Reputation: 5
I have a dataframe, which contains mathematical expressions in form of a string. Like
Column A | Column B | Formula |
---|---|---|
10 | 20 | x+y |
10 | 20 | x |
where x represents values from Column A and y from Column B. Using Spark SQL, I am trying to evaluate the expression to compute a Column D which would hold the value.
I used the a string replace expression which substitutes the values x and y with the actual values. But they end up being a string numeric expression.
REPLACE(REPLACE(Formula, 'x', Column A), 'y', Column B).
Column A | Column B | Formula |
---|---|---|
10 | 20 | 10+20 |
10 | 20 | 10 |
Expected Output
Column A | Column B | Formula | Column D |
---|---|---|---|
10 | 20 | 10+20 | 30 |
10 | 20 | 10 | 10 |
Is there any way to do this without using UDFs? Any help would be greatly appreciated.
Upvotes: 0
Views: 887
Reputation: 2468
I am not sure how difficult your expressions will get in future. But if they will get complex, then you should probably use python eval
within an UDF to do evaluation. You can do the same thing in Native Scala UDF which don't have the penalty of Python UDF. Here's an example code using both. Don't be afraid to write custom scala udfs. They are very easy to write. And run as fast as native java code in JVM so they don't carry the penalty of python udfs which need to spawn a python process.

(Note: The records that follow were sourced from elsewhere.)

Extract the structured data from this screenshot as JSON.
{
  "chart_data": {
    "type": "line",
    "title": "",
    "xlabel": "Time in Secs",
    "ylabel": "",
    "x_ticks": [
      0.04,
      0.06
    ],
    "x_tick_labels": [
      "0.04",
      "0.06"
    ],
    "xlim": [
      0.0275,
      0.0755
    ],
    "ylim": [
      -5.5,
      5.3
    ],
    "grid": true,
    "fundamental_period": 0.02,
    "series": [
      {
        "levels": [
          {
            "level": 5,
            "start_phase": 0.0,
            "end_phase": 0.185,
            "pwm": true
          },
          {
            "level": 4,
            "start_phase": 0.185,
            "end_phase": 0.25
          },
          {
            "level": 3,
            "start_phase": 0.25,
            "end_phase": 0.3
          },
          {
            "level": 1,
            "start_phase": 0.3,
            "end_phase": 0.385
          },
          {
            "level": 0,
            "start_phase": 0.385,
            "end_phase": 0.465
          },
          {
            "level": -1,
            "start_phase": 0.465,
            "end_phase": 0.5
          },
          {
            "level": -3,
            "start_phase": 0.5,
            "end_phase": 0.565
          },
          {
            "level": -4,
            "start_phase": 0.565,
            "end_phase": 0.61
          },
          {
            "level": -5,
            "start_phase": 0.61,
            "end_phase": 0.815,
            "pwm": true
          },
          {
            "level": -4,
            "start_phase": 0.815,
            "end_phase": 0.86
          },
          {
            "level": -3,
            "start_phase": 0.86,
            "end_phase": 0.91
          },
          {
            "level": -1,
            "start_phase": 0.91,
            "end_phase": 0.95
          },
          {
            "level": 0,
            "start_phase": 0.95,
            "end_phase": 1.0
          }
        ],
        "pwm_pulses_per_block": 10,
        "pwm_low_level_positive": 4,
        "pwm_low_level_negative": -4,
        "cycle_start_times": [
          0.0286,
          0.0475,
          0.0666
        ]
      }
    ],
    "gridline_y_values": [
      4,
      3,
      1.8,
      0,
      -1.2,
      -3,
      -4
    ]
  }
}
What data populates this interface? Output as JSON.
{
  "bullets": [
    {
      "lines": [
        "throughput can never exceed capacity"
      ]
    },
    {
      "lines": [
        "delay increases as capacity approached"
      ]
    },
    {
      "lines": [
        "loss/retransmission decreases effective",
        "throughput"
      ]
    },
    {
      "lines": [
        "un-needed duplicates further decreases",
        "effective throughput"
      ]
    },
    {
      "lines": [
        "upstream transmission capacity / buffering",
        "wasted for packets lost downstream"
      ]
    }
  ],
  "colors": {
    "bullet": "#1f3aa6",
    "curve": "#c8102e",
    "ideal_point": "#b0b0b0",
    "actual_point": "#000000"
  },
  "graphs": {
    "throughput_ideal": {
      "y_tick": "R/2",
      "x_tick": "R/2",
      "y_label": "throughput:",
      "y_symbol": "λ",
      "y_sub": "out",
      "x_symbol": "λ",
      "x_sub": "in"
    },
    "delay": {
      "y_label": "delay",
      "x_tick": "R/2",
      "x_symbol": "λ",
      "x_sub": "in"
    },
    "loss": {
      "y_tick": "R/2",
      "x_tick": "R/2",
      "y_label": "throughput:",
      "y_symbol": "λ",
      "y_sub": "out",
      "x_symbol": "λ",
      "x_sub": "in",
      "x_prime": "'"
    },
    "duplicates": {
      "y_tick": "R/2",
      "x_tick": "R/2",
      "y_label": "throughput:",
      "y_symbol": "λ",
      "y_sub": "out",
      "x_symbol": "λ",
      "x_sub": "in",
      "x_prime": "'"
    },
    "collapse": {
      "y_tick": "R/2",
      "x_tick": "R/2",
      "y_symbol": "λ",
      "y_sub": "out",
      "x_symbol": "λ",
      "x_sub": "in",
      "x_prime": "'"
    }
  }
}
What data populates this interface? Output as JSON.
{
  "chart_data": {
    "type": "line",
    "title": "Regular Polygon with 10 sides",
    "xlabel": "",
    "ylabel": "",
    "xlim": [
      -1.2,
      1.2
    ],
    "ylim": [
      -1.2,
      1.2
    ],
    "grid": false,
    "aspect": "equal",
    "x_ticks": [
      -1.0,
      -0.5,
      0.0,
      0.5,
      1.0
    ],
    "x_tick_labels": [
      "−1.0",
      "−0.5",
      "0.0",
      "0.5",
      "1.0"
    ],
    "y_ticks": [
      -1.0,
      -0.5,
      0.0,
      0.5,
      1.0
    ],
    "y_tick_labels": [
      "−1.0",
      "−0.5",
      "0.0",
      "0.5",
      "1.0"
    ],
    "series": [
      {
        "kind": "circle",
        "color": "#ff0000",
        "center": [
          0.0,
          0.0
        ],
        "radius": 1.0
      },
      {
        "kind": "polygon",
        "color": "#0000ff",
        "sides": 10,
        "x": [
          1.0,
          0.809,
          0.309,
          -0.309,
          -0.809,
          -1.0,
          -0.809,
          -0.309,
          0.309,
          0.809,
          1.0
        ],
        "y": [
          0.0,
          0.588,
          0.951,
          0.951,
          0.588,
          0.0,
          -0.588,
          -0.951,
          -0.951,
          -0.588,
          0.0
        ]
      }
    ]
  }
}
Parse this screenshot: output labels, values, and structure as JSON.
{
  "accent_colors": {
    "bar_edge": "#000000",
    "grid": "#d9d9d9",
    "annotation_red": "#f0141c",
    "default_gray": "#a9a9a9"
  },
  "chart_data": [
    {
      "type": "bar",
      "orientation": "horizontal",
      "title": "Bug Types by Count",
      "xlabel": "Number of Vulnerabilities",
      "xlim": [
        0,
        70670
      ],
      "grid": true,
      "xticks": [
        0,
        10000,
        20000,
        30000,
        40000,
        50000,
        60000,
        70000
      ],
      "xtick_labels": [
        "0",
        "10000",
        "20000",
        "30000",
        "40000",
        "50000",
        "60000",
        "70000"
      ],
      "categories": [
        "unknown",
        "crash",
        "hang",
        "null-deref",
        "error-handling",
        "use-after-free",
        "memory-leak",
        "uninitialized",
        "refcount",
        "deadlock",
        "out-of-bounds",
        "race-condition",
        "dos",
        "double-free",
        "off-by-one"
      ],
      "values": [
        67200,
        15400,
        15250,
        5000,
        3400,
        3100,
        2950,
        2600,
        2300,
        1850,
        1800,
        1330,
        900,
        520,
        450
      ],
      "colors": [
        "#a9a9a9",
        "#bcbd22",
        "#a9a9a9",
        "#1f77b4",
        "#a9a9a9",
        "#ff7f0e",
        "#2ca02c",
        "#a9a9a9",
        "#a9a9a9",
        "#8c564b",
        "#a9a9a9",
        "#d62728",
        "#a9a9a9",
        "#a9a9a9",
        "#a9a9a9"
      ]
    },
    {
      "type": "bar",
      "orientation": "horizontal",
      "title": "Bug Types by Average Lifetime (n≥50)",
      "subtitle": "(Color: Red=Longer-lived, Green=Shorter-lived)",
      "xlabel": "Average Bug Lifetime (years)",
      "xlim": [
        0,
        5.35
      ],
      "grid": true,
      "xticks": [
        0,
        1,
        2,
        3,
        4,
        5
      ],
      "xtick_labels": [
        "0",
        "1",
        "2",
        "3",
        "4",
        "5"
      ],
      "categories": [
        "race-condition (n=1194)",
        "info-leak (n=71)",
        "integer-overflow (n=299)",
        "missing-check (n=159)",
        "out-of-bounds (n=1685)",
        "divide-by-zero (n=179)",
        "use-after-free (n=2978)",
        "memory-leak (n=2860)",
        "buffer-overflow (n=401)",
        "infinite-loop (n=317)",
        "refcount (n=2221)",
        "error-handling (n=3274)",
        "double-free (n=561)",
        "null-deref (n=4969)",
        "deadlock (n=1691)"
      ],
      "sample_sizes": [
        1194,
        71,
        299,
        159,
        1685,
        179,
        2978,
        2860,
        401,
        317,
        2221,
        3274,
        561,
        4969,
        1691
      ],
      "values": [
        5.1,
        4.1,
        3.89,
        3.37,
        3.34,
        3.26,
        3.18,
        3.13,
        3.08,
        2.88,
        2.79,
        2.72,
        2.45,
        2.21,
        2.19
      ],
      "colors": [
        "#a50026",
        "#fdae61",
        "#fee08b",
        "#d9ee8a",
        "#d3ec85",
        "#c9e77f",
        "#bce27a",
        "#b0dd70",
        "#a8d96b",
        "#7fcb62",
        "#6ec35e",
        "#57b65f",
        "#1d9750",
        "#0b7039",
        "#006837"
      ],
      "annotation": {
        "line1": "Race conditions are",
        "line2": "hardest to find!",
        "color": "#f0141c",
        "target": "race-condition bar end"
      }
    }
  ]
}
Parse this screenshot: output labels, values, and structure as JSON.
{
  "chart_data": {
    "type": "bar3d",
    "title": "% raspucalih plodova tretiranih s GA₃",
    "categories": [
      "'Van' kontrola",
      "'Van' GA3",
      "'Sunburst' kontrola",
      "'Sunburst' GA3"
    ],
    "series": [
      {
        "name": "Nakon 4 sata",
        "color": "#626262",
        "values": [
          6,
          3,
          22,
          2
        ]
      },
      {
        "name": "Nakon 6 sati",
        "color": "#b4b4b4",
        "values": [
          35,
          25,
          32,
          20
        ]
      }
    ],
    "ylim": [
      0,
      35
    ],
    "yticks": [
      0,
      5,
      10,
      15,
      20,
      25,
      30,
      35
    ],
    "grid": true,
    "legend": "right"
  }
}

You can download the jar used in the following script from
https://github.com/dineshdharme/pyspark-native-udfs/tree/main/releases
You can take a look at the scala udf which was compiled to produce the above at this location.
https://github.com/dineshdharme/pyspark-native-udfs/tree/main/src/main/scala/com/help/udf
If you need to change the udf, you can clone the project and compile and run it using sbt assmebly
.
import pyspark.sql.functions as F
from pyspark import SparkContext, SQLContext
from pyspark.sql import SparkSession
from pyspark.sql.types import *
spark = SparkSession.builder \
.appName("MyApp") \
.config("spark.jars", "file:/path/to/pyspark-native-udfs-assembly-0.1.1.jar") \
.getOrCreate()
sc = spark.sparkContext
sqlContext = SQLContext(sc)
data1 = [
[3.0 ,9.2, "x+y"],
[2.223, 1.343, "x+y*x-x/y"],
[454.0, 12.34223, "x+y+2*y"],
]
def evaluate_exp(x, y , given_exp):
new_exp = given_exp.replace("x", str(x))
new_exp = new_exp.replace("y", str(y))
return eval(new_exp)
evaluate_exp_udf = F.udf(evaluate_exp)
df1Columns = ["x", "y", "expression"]
df1 = sqlContext.createDataFrame(data=data1, schema=df1Columns)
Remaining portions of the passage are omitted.